Ich bin im Jahr 2007 im Libanon geboren. Dort war das Leben nicht so gut. Und mein Onkel hatte eine Idee – er hat meiner Mutter gesagt, dass wir nach Deutschland ziehen könnten. Meine Mutter hat: „Vielleicht!“ gesagt . Eines Tages, als wir dort Sommerferien hatten, hat meine Mutter gesagt, dass wir nach Italien fliegen, um Urlaub zu machen. Das stimmte aber nicht ganz. In Wirklichkeit wollten wir nach Deutschland. Zuerst sind wir mit einem Schiff nach Italien gefahren. Wir haben zuerst bei meinem Onkel geschlafen. Am dritten Tag sind wir um 11:30 Uhr los gegangen, um nach Deutschland weiterzureisen. Und um 3:30 Uhr nachts sind wir angekommen. Irgendwann kamen wir in Berlin an. Ich kann mich nicht mehr so gut erinnern an die Zeit. Damals wusste ich zum Beispiel gar nicht, dass eine U-Bahn unter der Erde fährt. Ich bin mit meiner Mutter und meiner Tante zur U-Bahn gegangen. Dann habe ich gefragt: ,,Verreisen wir noch mal, ohne die Anderen und ohne Koffer?“ Ich war besorgt.
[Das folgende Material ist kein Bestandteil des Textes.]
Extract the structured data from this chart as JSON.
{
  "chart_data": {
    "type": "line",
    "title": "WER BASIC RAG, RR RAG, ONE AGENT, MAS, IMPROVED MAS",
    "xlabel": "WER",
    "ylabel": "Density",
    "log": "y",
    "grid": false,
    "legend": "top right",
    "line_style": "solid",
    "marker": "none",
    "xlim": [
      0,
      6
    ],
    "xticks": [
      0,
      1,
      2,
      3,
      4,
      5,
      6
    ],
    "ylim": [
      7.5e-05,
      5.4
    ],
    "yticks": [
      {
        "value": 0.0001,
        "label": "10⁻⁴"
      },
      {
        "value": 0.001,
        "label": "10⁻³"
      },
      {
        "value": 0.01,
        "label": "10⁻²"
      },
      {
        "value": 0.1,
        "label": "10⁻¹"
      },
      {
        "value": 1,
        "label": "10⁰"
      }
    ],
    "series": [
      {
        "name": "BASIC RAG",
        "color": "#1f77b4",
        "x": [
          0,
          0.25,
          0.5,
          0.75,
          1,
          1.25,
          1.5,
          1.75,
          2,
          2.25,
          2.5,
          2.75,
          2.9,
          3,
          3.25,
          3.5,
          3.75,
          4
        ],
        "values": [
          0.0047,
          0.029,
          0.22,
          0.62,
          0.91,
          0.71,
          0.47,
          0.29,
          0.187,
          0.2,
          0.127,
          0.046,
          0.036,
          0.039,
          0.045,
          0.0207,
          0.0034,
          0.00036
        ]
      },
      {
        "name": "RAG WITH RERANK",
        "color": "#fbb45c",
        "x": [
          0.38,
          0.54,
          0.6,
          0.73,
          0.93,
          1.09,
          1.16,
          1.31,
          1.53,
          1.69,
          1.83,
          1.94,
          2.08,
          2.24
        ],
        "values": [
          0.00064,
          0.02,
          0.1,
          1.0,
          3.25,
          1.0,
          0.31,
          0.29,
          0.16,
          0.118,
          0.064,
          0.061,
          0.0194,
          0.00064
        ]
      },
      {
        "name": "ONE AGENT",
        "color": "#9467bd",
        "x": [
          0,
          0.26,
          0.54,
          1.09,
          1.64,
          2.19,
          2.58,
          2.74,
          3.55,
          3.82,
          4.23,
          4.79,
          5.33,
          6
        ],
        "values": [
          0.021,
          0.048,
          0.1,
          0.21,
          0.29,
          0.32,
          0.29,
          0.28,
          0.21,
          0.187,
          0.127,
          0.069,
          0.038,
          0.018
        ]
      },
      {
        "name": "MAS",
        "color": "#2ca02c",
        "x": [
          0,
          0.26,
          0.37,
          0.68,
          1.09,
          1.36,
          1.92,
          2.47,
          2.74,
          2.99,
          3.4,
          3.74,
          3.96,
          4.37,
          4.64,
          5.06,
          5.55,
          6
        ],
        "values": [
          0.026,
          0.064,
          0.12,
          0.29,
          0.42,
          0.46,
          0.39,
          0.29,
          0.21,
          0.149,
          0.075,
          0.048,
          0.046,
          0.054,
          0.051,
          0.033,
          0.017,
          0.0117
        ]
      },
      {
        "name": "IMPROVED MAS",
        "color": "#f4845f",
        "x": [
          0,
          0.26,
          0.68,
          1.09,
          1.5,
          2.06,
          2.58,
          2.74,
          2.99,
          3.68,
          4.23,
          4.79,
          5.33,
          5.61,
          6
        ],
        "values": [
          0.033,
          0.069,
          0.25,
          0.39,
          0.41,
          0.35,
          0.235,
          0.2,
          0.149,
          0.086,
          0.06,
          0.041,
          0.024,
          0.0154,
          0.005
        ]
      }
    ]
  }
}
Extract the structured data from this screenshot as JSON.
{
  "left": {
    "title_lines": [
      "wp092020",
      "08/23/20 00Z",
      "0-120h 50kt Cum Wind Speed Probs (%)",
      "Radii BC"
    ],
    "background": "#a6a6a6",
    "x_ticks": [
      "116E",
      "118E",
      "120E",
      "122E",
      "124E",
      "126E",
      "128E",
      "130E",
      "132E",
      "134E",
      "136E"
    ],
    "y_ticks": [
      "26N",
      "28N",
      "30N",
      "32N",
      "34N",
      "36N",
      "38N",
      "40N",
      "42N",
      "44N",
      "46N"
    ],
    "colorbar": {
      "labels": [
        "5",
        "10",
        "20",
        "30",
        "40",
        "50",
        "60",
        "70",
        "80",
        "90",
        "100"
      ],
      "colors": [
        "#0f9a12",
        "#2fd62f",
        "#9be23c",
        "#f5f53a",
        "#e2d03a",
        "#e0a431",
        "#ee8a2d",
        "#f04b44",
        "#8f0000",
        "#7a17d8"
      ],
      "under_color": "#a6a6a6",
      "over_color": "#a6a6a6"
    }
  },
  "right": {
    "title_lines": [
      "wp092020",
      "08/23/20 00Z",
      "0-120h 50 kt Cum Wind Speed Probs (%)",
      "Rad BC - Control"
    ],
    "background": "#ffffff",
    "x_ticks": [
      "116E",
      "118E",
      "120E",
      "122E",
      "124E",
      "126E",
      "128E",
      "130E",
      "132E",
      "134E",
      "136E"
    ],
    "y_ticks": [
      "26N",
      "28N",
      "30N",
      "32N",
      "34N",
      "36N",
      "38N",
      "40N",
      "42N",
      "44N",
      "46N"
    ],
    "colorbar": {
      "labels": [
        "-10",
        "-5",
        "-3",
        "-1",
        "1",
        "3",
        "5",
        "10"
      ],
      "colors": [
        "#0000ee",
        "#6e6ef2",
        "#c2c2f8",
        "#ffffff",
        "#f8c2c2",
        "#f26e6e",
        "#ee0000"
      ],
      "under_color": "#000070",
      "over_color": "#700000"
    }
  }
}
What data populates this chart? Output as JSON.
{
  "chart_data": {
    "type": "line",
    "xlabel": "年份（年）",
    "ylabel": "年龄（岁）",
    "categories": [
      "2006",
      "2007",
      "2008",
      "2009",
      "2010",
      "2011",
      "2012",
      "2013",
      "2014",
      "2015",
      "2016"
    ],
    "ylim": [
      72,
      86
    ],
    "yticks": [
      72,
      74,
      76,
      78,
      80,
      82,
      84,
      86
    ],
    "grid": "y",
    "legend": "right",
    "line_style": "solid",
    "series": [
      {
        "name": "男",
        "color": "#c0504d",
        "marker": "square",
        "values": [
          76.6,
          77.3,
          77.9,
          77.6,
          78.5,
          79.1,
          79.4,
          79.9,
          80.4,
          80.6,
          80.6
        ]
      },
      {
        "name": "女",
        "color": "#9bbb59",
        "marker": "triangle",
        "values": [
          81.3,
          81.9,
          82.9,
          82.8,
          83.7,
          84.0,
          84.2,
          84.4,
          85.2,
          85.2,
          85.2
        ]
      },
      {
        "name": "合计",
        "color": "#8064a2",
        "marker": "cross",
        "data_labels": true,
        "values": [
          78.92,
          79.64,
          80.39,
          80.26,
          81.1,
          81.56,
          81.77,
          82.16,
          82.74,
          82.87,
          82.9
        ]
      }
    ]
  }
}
Seit 3 Jahren bin ich jetzt in Deutschland.
Ich kann mich ein bisschen an den Libanon erinnern . Ich würde gerne wiedermal nach Hause in den Libanon fliegen, weil es da viele schöne Sachen gibt. Besonders gefällt mir das Meer, die Leute, ich vermisse unser altes Haus, meine Freunde und die Spielplätze.

Teil 1: Hadi

Meine Eltern

Mein Vater ist im Jahr 1991 nach Deutschland gekommen, weil es im Libanon Krieg gab und Politiker Streitereien hatten. Es war nicht mehr sicher genug für die Familie. Bis 1993 hat mein Vater in Leipzig gelebt und hat dann eine Aufenthaltserlaubnis bekommen. Danach ist mein Vater nach Berlin gezogen, weil fast die ganze Familie inzwischen hier lebte. In der gleichen Zeit hat er angefangen, als Auto-Lackierer zu arbeiten. 1997 ist mein Vater dann in den Libanon gereist, weil er seine Familie so sehr vermisst hat, die dort geblieben war. Was für ein Glück. Denn als mein Vater im Libanon angekommen ist, hat er sich in meine Mutter verliebt. 1998 hat mein Vater meine Mutter nach Deutschland eingeladen und noch im selben Jahr haben meine Eltern geheiratet. Dann hat meine Mutter im September 1999 meinen Bruder geboren. Dann ist im Oktober 2001 meine Schwester geboren und dann bin ich am 02. Januar 2008 geboren. Und jetzt sind wir eine glückliche Familie und zufrieden, dass wir in Deutschland leben.